China Resources Cement sales grow but costs eat into margin
China Resources Cement Holdings saw sales of its core cement and concrete products grow in the first two months of this year, but gross profit margin shrank as raw material costs increased.
During the period, sales of its cement products jumped about 13 per cent year on year to 460,000 tonnes, while the selling price slipped 5 per cent, vice-chairman and general manager Shi Shanbo said.
Sales for its concrete doubled to 300,000 cubic metres but the selling price dropped about 3 per cent from the same period last year, he added.
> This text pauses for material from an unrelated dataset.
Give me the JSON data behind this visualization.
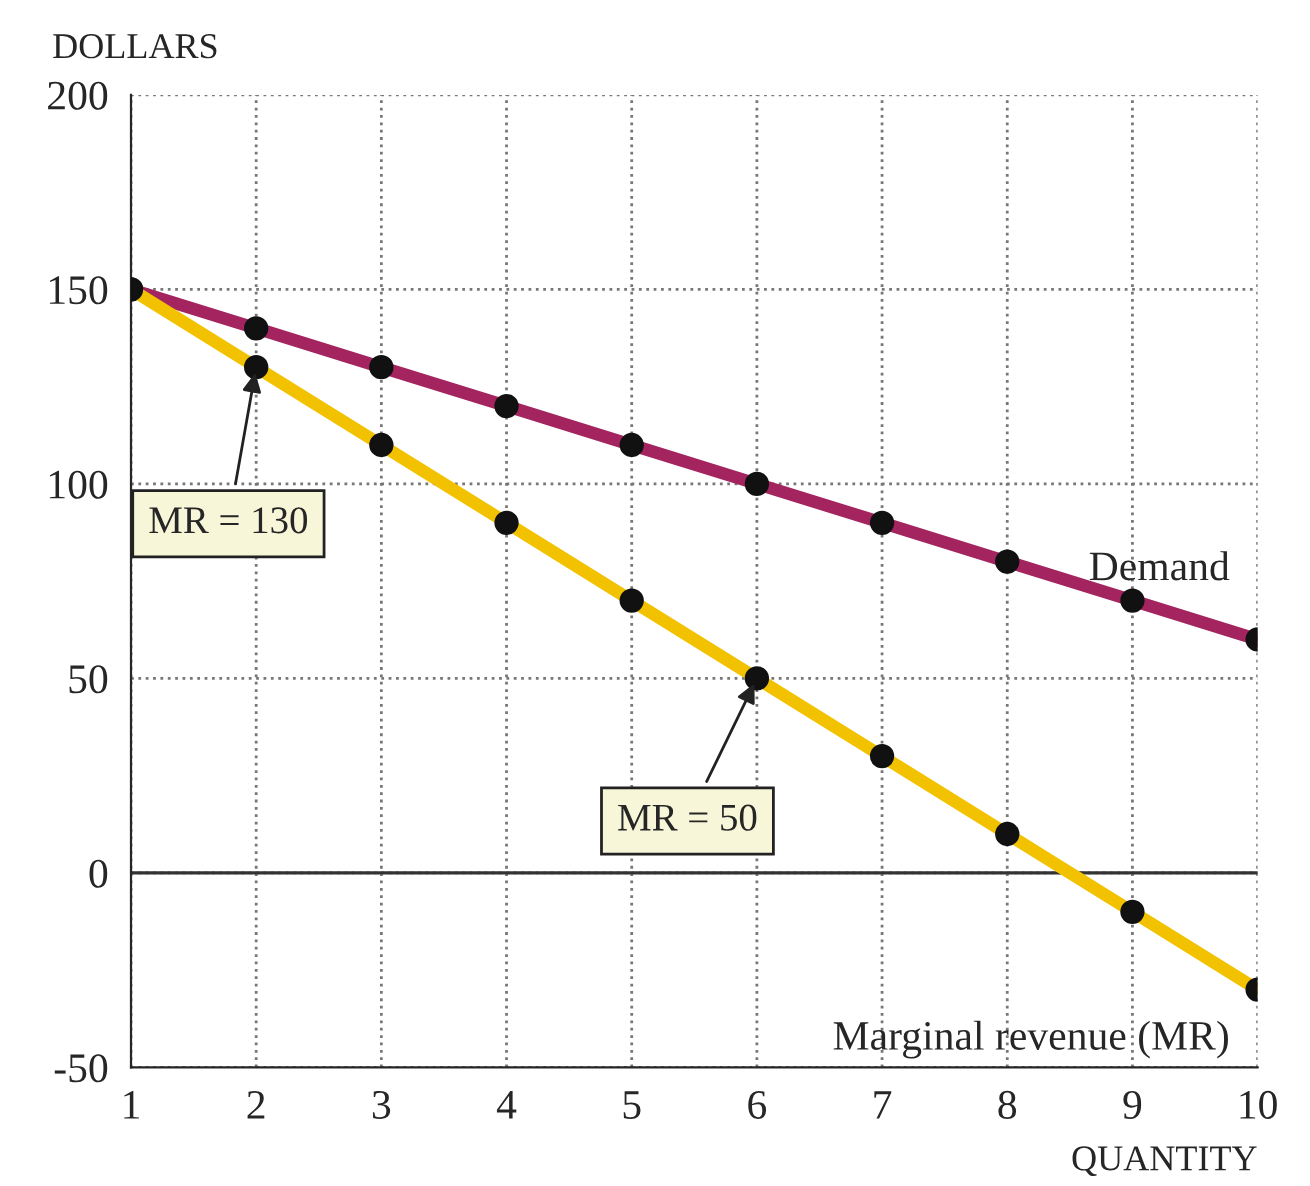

Mr Shi gave no actual figures, however.
He said gross profit margin dropped by one to two percentage points to about 24 to 25 per cent in the first two months. This compared with its gross profit margin of 26 per cent last year.
'Raw material costs, especially coal prices, have surged about 30 to 40 per cent year on year so far,' Mr Shi said after the company's annual general meeting yesterday.
'This has some negative impact on our margin. However, we hope to maintain our profit margin at last year's level through cost control and production expansion.'
Chief financial officer Robert Lau Chung-kwok also hoped profit margin would improve through business expansion, which could offer the company a better economy of scale.
China Resources Cement plans to inject 419 million yuan into a joint-venture plant in Guangxi province to boost output amid growing demand in the Pearl River Delta region.
The capital injection would double the venture's annual production capacity to 3.8 million tonnes of cement.
The deal is pending shareholders' approval on Monday.